BEIJING (Reuters) -- China has repeated its longstanding call for greater diplomatic efforts to resolve the standoff over Iran's nuclear program, despite growing pressure for strong UN action against Tehran.
Iran has identified potential sites for 10 new nuclear enrichment plants and construction of two of them could begin this year, a nuclear energy official said on February 22.
Iran's uranium enrichment, in defiance of UN Security Council sanctions, has spurred world powers to consider tougher measures to halt what the West fears is a covert nuclear weapons drive.
Tehran denies it wants to build an atomic bomb and says its enrichment is for electricity generation and medical isotopes.
China, a veto-holding member of the UN Security Council, has long said sanctions are not an effective tool for resolving diplomatic disputes, especially over Iran.

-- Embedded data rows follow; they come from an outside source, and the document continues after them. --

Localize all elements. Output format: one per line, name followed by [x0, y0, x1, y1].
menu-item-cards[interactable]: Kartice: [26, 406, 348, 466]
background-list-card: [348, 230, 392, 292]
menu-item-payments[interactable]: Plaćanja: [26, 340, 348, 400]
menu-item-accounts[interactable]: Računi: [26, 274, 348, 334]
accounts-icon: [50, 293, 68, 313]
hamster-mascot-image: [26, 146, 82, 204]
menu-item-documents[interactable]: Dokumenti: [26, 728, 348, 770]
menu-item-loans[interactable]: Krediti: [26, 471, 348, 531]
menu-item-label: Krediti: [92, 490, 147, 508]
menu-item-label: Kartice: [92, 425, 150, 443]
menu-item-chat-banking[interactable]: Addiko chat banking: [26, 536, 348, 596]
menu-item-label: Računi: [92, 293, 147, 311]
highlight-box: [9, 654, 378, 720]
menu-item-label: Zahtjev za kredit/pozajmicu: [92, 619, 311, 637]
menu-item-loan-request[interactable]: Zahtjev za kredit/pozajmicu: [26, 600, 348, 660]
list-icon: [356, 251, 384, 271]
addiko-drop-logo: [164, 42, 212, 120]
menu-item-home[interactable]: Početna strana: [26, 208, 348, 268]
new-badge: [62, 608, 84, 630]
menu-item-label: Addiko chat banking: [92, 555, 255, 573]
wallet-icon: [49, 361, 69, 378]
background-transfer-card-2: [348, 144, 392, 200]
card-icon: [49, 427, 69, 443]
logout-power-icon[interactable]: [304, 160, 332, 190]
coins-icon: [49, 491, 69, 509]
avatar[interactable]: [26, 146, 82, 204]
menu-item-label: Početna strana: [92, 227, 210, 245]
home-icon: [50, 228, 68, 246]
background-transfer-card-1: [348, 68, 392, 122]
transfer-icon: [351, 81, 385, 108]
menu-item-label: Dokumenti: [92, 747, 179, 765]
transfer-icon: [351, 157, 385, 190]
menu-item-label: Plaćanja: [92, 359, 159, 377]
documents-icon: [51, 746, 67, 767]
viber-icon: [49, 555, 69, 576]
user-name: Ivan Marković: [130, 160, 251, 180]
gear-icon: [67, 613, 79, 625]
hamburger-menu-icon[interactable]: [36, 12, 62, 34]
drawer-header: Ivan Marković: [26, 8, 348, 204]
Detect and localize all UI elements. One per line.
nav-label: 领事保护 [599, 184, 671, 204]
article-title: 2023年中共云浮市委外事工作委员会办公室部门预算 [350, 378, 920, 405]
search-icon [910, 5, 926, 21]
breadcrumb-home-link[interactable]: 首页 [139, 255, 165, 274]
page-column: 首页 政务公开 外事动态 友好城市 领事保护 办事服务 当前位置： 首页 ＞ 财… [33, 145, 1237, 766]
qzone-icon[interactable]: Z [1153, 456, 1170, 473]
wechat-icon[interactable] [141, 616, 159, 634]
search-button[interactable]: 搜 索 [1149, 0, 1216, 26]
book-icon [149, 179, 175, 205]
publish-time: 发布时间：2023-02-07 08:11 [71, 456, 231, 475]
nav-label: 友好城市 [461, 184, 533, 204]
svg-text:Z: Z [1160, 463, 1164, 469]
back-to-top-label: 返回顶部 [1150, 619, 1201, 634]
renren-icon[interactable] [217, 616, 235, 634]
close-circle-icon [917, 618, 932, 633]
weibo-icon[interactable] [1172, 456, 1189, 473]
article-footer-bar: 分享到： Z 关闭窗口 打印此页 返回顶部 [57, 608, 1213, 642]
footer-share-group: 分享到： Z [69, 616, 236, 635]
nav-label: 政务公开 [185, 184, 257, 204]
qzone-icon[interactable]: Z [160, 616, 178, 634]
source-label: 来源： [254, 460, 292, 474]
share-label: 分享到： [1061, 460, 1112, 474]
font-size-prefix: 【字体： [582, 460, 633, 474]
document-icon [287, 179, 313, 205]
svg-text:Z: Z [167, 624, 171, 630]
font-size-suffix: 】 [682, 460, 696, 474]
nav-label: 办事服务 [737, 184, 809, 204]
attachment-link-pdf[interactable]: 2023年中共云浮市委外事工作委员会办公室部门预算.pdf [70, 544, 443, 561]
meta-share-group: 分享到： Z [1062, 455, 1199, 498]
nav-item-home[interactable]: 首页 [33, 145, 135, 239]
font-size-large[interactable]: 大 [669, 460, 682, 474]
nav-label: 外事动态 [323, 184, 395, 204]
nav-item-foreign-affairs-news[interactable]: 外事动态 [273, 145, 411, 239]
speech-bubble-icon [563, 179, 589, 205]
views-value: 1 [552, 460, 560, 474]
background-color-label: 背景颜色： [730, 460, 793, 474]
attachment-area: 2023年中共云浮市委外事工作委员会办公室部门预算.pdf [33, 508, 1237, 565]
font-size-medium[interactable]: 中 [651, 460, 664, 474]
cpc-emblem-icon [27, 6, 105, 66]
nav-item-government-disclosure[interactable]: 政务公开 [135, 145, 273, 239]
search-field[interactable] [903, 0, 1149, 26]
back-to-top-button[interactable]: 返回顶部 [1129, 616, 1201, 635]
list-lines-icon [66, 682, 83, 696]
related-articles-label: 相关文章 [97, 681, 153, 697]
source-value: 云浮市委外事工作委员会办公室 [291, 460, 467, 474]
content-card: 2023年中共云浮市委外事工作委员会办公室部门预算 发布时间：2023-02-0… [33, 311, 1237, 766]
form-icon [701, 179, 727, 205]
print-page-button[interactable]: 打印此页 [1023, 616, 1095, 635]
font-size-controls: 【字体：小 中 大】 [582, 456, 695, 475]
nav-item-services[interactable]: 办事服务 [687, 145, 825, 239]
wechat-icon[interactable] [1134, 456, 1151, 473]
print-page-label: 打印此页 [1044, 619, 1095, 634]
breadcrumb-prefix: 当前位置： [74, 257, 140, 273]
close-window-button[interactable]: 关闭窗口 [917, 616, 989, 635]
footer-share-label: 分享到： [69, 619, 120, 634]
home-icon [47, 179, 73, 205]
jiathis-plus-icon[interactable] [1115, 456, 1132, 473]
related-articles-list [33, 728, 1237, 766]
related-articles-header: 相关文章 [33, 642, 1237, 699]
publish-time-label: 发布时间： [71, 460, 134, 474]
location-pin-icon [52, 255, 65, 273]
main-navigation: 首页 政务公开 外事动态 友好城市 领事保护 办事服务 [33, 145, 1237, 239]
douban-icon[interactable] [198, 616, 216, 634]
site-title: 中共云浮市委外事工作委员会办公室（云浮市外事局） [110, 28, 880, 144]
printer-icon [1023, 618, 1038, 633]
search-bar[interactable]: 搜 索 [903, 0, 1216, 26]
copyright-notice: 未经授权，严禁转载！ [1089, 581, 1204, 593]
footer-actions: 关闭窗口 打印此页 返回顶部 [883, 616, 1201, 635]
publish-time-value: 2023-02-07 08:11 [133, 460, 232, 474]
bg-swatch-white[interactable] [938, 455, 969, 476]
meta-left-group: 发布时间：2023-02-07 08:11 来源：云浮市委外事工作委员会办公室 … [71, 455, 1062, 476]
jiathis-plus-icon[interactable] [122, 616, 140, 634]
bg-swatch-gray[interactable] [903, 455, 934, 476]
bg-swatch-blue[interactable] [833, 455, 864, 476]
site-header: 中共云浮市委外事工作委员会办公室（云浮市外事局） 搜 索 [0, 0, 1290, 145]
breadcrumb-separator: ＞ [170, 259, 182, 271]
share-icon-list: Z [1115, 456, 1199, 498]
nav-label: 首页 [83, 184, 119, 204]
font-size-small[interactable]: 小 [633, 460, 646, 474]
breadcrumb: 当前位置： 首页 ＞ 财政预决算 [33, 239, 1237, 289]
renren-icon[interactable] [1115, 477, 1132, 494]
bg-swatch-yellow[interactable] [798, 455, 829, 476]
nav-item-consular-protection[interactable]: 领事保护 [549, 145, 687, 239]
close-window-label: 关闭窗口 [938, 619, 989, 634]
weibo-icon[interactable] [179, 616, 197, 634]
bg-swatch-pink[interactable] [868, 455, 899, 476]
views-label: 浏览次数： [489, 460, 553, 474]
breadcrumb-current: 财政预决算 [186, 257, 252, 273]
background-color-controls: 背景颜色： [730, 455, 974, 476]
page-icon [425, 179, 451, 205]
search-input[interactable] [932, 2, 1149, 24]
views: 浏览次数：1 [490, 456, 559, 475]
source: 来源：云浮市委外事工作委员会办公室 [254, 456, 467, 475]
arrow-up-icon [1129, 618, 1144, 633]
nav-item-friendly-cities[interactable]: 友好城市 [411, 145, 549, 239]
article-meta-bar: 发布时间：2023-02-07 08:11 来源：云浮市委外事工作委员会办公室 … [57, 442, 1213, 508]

"China believes that in the current stage all relevant parties should continue deepening diplomatic efforts to maintain and push forward the process of talks and negotiations," Foreign Ministry spokesman Qin Gang told a news briefing.
"We hope relevant parties can show flexibility to create conditions for completely and properly solving the Iran nuclear problem through diplomatic efforts."
Less than a week ago, the UN's nuclear watchdog said it feared Tehran may be working to develop a nuclear-armed missile.
China 'Takes Note' Of IAEA Report
Qin said that China had "taken note" of the International Atomic Energy Agency (IAEA) report. He did not elaborate, saying only that China was firmly in favor of nuclear non-proliferation.
China's position on sanctions reflects anger with Western sanctions China has faced, especially after the 1989 armed crackdown on pro-democracy protests around Tiananmen Square.
It also reflects China's longstanding stance that it observes "non-interference" in other countries' domestic affairs -- a position that has often amounted to wanting to insulate its economic flows from diplomatic disputes.
But Beijing has backed previous UN-approved sanctions against North Korea and Iran over their nuclear activities.
China recently said it would slap unilateral sanctions on U.S. firms selling weapons to Taiwan, the self-ruled island that Beijing claims as its own.
Beijing sees Iran as an important oil supplier and trade partner and as a major strategic actor in the Middle East, where China is buying growing volumes of oil.
China is the world's No. 2 crude oil consumer and Iran has the world's second-largest crude oil reserves, but desperately needs investment to develop them.
Since the 1990s, China has cast itself as a responsible supporter of nuclear non-proliferation safeguards.
That desire to be a respected global player and not be isolated from dominant international opinion could weigh in favor of China allowing fresh sanctions against Iran, especially with Russia indicating it may back sanctions.